ProviderRequired fieldsOptional fieldsNotes
litellm_proxymodel_nameapi_base, api_keyapi_base defaults to LITELLM_PROXY_BASE_URL env var or http://0.0.0.0:4000
azure_aimodel_name, api_base, api_keyapi_base/api_key can be supplied via AZURE_AI_API_BASE/AZURE_AI_API_KEY env vars
azuremodel_name, api_base, api_keyapi_versionapi_base/api_key/api_version can be supplied via AZURE_API_BASE/AZURE_API_KEY/AZURE_API_VERSION env vars
litellm_proxy.py
from rhesis.sdk.models import get_model

model = get_model(
    provider="litellm_proxy",
    model_name="gpt-4o-mini",
    api_base="http://localhost:4000",
    api_key="proxy-key",  # optional
)
azure_ai.py
from rhesis.sdk.models import get_model

model = get_model(
    provider="azure_ai",
    model_name="command-r-plus",
    api_base="https://your-endpoint.inference.ai.azure.com/",
    api_key="your-azure-ai-key",
)
azure_openai.py
from rhesis.sdk.models import get_model

model = get_model(
    provider="azure",
    model_name="my-gpt4o-deployment",
    api_base="https://your-resource.openai.azure.com/",
    api_key="your-azure-openai-key",
    api_version="2024-08-01-preview",
)

Direct import

Alternatively, you can access models by importing the model class directly. When you provide a model name as an argument, that specific model will be used. If no model name is provided, the default model for that provider will be used.

direct_import.py
from rhesis.sdk.models import AzureOpenAILLM, GeminiLLM

# Use specific Gemini model
gemini_model = GeminiLLM("gemini-2.0-flash")

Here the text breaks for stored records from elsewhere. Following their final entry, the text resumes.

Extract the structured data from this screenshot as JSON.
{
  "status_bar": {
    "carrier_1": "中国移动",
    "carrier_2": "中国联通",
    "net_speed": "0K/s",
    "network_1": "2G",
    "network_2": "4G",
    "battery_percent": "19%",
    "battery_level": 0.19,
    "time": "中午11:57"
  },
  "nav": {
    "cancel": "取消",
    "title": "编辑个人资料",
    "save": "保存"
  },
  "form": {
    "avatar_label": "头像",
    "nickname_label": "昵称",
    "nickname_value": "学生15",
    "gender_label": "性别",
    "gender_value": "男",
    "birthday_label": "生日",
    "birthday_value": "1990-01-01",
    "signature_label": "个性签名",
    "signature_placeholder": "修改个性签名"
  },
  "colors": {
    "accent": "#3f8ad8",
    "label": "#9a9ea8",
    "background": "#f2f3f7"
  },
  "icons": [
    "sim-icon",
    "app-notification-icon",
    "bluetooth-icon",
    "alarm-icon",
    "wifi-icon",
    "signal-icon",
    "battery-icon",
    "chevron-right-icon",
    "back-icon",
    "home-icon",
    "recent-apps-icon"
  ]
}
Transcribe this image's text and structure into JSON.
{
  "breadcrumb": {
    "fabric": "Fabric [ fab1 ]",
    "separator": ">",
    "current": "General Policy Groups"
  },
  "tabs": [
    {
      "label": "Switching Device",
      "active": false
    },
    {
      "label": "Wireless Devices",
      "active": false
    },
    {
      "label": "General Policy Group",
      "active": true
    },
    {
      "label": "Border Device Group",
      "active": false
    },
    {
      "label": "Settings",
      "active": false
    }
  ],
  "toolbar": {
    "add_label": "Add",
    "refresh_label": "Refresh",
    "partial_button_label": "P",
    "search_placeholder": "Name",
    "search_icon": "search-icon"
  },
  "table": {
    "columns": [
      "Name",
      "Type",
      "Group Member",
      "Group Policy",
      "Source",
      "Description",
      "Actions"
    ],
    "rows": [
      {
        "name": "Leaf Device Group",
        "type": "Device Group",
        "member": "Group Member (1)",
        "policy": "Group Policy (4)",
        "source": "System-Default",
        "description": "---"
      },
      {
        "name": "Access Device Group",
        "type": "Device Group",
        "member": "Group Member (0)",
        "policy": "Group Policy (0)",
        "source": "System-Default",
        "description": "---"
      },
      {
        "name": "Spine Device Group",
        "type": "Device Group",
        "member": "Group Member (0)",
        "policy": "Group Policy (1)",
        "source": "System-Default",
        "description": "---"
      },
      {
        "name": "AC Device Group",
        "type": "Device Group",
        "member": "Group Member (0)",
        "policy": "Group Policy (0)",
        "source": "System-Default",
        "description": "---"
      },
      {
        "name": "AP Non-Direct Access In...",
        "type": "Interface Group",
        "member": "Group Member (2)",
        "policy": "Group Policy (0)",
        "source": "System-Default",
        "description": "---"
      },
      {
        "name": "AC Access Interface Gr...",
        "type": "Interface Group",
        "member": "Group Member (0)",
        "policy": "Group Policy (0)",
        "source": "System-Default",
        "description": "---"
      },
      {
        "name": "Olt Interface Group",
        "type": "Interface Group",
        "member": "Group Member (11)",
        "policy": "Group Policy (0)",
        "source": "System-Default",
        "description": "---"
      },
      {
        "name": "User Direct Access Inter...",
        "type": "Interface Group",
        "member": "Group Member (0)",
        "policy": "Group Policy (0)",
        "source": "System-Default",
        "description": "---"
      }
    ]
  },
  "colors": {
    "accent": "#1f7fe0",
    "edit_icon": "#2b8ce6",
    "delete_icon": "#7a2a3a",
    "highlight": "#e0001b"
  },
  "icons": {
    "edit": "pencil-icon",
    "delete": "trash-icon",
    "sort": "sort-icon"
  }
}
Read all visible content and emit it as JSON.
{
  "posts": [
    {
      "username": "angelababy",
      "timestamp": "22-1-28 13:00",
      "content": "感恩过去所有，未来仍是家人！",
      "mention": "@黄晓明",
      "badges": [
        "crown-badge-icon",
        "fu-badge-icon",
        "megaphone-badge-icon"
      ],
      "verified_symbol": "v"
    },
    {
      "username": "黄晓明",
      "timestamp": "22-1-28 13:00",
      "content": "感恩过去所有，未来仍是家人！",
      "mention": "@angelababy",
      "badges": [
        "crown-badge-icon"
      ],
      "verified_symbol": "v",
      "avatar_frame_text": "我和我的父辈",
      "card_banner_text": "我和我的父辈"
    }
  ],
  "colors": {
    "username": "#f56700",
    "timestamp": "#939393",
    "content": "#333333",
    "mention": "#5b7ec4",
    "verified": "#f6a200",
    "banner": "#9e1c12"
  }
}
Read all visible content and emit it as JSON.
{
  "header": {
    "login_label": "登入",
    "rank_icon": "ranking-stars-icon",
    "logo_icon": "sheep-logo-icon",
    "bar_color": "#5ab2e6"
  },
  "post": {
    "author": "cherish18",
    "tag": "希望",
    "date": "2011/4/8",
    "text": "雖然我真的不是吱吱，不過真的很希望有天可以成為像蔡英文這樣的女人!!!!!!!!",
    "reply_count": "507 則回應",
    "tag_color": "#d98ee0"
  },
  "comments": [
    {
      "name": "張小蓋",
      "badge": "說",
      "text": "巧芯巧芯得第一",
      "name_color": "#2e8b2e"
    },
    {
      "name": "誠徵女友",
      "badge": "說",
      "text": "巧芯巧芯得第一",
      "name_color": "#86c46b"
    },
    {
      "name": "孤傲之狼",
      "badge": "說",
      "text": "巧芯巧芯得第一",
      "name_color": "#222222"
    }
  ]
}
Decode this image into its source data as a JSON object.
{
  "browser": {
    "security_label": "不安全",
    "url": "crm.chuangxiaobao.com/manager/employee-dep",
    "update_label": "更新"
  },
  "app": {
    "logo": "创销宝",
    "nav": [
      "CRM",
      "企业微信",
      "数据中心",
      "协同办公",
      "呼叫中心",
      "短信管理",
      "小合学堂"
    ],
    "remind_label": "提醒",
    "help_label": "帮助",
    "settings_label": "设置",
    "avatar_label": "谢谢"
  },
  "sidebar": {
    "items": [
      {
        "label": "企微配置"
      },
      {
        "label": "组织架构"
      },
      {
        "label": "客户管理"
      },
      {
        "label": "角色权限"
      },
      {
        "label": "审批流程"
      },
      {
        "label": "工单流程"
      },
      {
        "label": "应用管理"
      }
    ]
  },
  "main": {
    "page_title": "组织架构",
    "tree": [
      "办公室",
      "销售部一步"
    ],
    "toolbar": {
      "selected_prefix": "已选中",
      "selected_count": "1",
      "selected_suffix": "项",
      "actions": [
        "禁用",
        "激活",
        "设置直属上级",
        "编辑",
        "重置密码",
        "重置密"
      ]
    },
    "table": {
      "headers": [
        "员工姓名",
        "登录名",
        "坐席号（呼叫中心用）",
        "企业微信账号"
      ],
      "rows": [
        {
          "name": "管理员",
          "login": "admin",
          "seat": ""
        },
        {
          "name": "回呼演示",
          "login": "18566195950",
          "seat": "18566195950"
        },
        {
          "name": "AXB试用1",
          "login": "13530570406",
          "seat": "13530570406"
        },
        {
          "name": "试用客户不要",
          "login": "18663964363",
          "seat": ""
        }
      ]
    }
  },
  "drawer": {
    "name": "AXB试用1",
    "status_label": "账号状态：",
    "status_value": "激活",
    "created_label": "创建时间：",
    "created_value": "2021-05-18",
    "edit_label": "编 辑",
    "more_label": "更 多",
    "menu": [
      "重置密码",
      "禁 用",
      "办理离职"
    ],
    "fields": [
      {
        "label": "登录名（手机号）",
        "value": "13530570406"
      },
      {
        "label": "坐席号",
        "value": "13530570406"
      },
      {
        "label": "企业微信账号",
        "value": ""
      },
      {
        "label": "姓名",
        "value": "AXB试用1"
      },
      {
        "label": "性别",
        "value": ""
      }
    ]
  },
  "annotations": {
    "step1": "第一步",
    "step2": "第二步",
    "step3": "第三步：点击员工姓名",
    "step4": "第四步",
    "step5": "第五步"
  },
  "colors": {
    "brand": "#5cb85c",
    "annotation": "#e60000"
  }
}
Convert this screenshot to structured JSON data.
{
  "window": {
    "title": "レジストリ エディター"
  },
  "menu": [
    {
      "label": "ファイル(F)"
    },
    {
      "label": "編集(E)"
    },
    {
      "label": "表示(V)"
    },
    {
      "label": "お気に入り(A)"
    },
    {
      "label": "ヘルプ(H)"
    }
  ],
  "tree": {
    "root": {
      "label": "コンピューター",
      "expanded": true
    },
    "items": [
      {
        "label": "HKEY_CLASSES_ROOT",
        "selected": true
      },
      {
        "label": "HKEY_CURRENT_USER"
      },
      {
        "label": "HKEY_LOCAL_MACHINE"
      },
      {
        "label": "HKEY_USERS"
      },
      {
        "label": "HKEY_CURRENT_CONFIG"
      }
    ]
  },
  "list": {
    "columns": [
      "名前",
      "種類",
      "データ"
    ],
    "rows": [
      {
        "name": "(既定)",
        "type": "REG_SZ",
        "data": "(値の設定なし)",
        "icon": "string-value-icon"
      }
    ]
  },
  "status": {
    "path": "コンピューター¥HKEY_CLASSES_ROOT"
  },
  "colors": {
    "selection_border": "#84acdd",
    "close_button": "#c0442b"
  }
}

# Use Azure OpenAI deployment
azure_model = AzureOpenAILLM(
    model_name="my-gpt4o-deployment",
    api_base="https://your-resource.openai.azure.com/",
    api_key="your-azure-openai-key",
)

Generate content with models

All models share a consistent interface. The primary function is generate, which accepts:

  • prompt: The text prompt for generation
  • schema: (optional) A Pydantic schema defining the structure of the generated text

Language model generation APIs (v0.6.9+)

Language-model providers in the SDK are async-first. You can use:

MethodExecution styleTypical use
generate(...)Synchronous convenience wrapperScripts and notebooks without explicit async code
a_generate(...)Native async callAsync services, workers, and concurrent pipelines
generate_batch(...)Multi-prompt batch callHigh-throughput generation for datasets or evaluations

generate(...) internally bridges to a_generate(...). If your application is already async, prefer a_generate(...) directly.

Generate text using prompt only:

generate_text.py
# Use default Rhesis model
model = get_model()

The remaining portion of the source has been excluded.